Much higher-than-expected inflation, especially in the US and in the main European countries, is leading to a tightening of global financial conditions. China's slowdown has been worse than anticipated amid several waves of covid and lockdowns. There have also been more negative side effects of the war caused by the Russian invasion of Ukraine. As a result, world production contracted in the second quarter of this year, explains the Fund.
But, as you know, everything is likely to get worse. According to this report, the risks to the outlook are “overwhelming to the downside”. In addition to the war, which could suddenly stop gas supplies to Europe, inflation could remain stubbornly high if labor markets remain too tight or inflation expectations are anchored or anti-inflationary measures turn out to be more costly than expected. . Renewed COVID variants and lockdowns could further stifle China's growth. The increase in the price of food and energy can generate insecurity and social unrest. Furthermore, political fragmentation tends to impede the global market and cooperation.
In a plausible scenario, in which any of these risks materializes, including the total closure of the gas flow to Europe, the IMF maintains that inflation would shoot up even more and the forecast for the global economy would remain at 2.6 % by 2022 and 2% next year, a pace at which growth has fallen below just five times since 1970.

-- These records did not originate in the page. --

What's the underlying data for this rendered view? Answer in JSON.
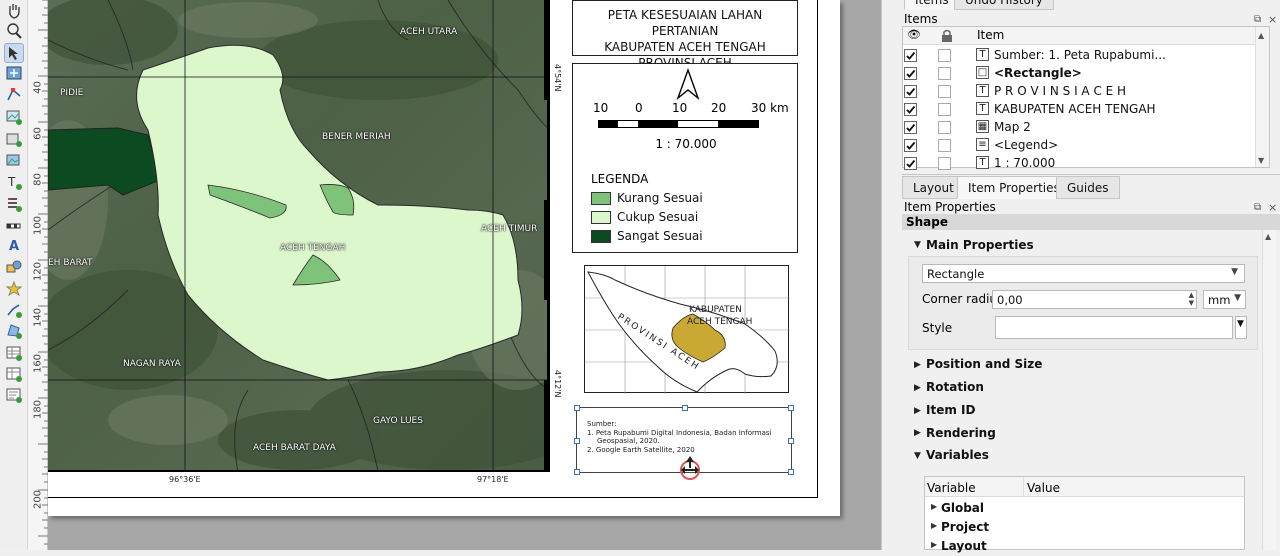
{
  "map": {
    "labels": [
      "ACEH UTARA",
      "PIDIE",
      "BENER MERIAH",
      "ACEH TIMUR",
      "ACEH TENGAH",
      "EH BARAT",
      "NAGAN RAYA",
      "GAYO LUES",
      "ACEH BARAT DAYA"
    ],
    "coords_bottom": [
      "96°36'E",
      "97°18'E"
    ],
    "coords_right": [
      "4°54'N",
      "4°12'N"
    ]
  },
  "ruler_v": [
    "40",
    "60",
    "80",
    "100",
    "120",
    "140",
    "160",
    "180",
    "200"
  ],
  "title_lines": [
    "PETA KESESUAIAN LAHAN PERTANIAN",
    "KABUPATEN ACEH TENGAH",
    "PROVINSI ACEH"
  ],
  "scalebar": {
    "ticks": [
      "10",
      "0",
      "10",
      "20",
      "30 km"
    ],
    "ratio": "1 : 70.000"
  },
  "legend": {
    "title": "LEGENDA",
    "items": [
      {
        "label": "Kurang Sesuai",
        "color": "#7fc27a"
      },
      {
        "label": "Cukup Sesuai",
        "color": "#dcf7cc"
      },
      {
        "label": "Sangat Sesuai",
        "color": "#0c4a22"
      }
    ]
  },
  "inset": {
    "region_label_1": "KABUPATEN",
    "region_label_2": "ACEH TENGAH",
    "province_label": "PROVINSI ACEH"
  },
  "source": {
    "lines": [
      "Sumber:",
      "1. Peta Rupabumi Digital Indonesia, Badan Informasi",
      "Geospasial, 2020.",
      "2. Google Earth Satellite, 2020"
    ]
  },
  "panel": {
    "top_tabs": [
      "Items",
      "Undo History"
    ],
    "items_title": "Items",
    "items_header": "Item",
    "items": [
      {
        "label": "Sumber: 1. Peta Rupabumi...",
        "icon": "T",
        "bold": false
      },
      {
        "label": "<Rectangle>",
        "icon": "□",
        "bold": true
      },
      {
        "label": "P R O V I N S I  A C E H",
        "icon": "T",
        "bold": false
      },
      {
        "label": "KABUPATEN ACEH TENGAH",
        "icon": "T",
        "bold": false
      },
      {
        "label": "Map 2",
        "icon": "▦",
        "bold": false
      },
      {
        "label": "<Legend>",
        "icon": "≡",
        "bold": false
      },
      {
        "label": "1 : 70.000",
        "icon": "T",
        "bold": false
      }
    ],
    "tabs": [
      "Layout",
      "Item Properties",
      "Guides"
    ],
    "props_title": "Item Properties",
    "shape_title": "Shape",
    "main_properties": "Main Properties",
    "shape_value": "Rectangle",
    "corner_radius_label": "Corner radius",
    "corner_radius_value": "0,00",
    "unit_value": "mm",
    "style_label": "Style",
    "sections": [
      "Position and Size",
      "Rotation",
      "Item ID",
      "Rendering"
    ],
    "variables_title": "Variables",
    "var_headers": [
      "Variable",
      "Value"
    ],
    "var_rows": [
      "Global",
      "Project",
      "Layout"
    ]
  }
}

This situation would mean that both the United States and the euro zone would experience near-zero growth next year, with negative effects for the rest of the world.

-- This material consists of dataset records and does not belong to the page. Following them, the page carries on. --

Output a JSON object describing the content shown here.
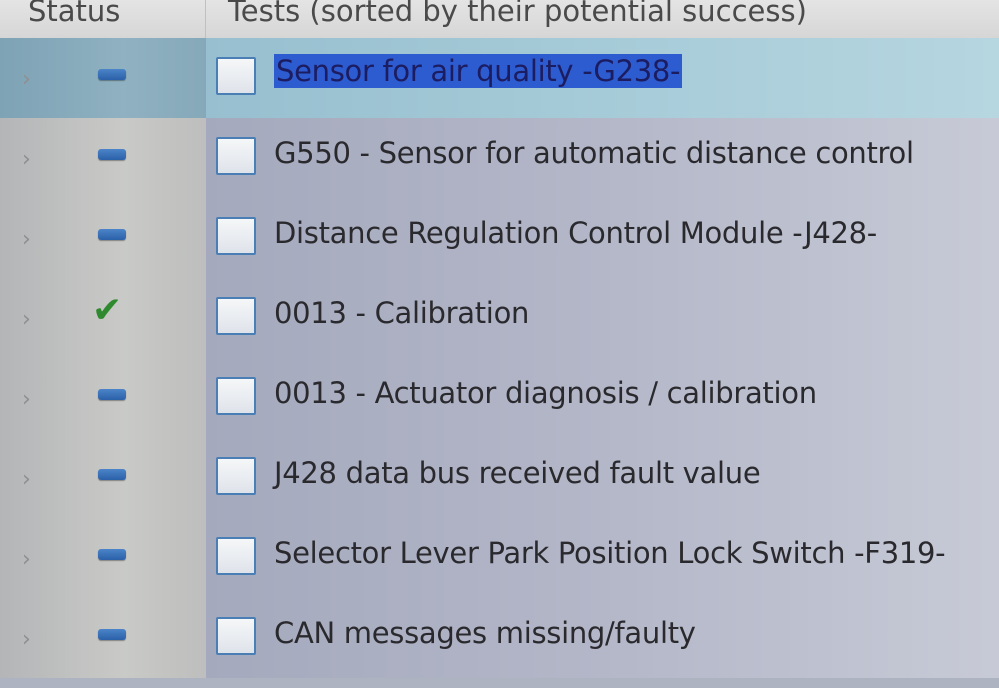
{
  "header": {
    "status": "Status",
    "tests": "Tests (sorted by their potential success)"
  },
  "rows": [
    {
      "label": "Sensor for air quality -G238-",
      "status": "dash",
      "selected": true
    },
    {
      "label": "G550 - Sensor for automatic distance control",
      "status": "dash",
      "selected": false
    },
    {
      "label": "Distance Regulation Control Module -J428-",
      "status": "dash",
      "selected": false
    },
    {
      "label": "0013 - Calibration",
      "status": "check",
      "selected": false
    },
    {
      "label": "0013 - Actuator diagnosis / calibration",
      "status": "dash",
      "selected": false
    },
    {
      "label": "J428 data bus received fault value",
      "status": "dash",
      "selected": false
    },
    {
      "label": "Selector Lever Park Position Lock Switch -F319-",
      "status": "dash",
      "selected": false
    },
    {
      "label": "CAN messages missing/faulty",
      "status": "dash",
      "selected": false
    }
  ],
  "icons": {
    "expand": "chevron-right-icon",
    "status_pending": "blue-dash-icon",
    "status_ok": "green-check-icon",
    "test": "checkbox-icon"
  },
  "colors": {
    "selection": "#2d5bd0",
    "status_pending": "#3a72bb",
    "status_ok": "#2f8a2f"
  }
}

Against this horizon, the Fund places combating inflation as the essential issue. "With rising prices continuing to drive down living standards around the world, controlling inflation should be the policy priority of governments," the document advises.
For the IMF, inflation at the current level represents a clear danger for the stability of the current and future macroeconomy. That the central banks struggle to rebar it must be the key issue for their leaders.

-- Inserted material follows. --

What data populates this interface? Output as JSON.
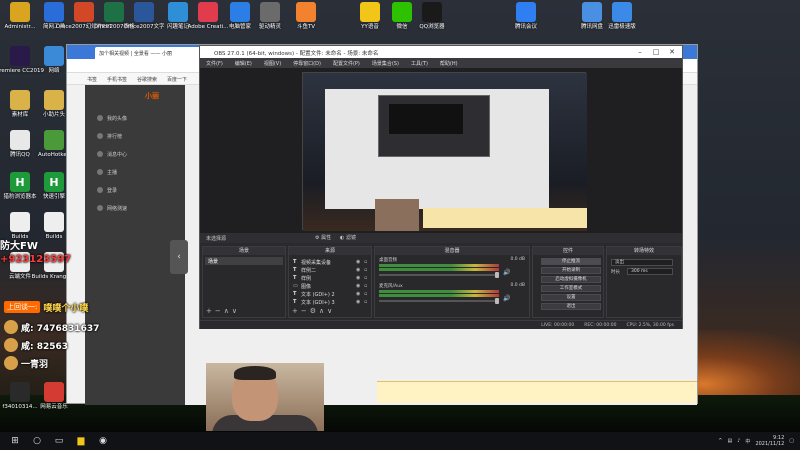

In response to available data, it continues, the central banks of the largest advanced economies are withdrawing monetary support faster than expected in April. The result in the synchronization of monetary adjustment between countries is unprecedented and its effects are expected to "bite", with a slowdown in economic expansion and a deceleration in inflation
"A tighter monetary policy inevitably has a real economic cost, but delaying it would only exacerbate the difficulties," he notes. The central banks that have started that adjustment must stay on this path until inflation is tamed.
It ensures that targeted fiscal support can help cushion the impact on the most vulnerable. But with government budgets stretched by the pandemic and the need for disinflationary macroeconomic policy in general, “offsetting targeted support with higher taxes or low public spending will ensure that fiscal policy does not make the job of policy more difficult. currency," the report stresses.
Thus, countries must properly use macroprudence tools to safeguard stability. Where flexible exchange rates are insufficient to absorb the shock, the IMF advises that policymakers be prepared to implement foreign exchange interventions or capital flow management measures in a crisis scenario.
These challenges occur when many countries lack fiscal space, he notes. The IMF warns: "Higher borrowing costs, diminished credit flows, a stronger dollar and weaker growth will further push the anguish."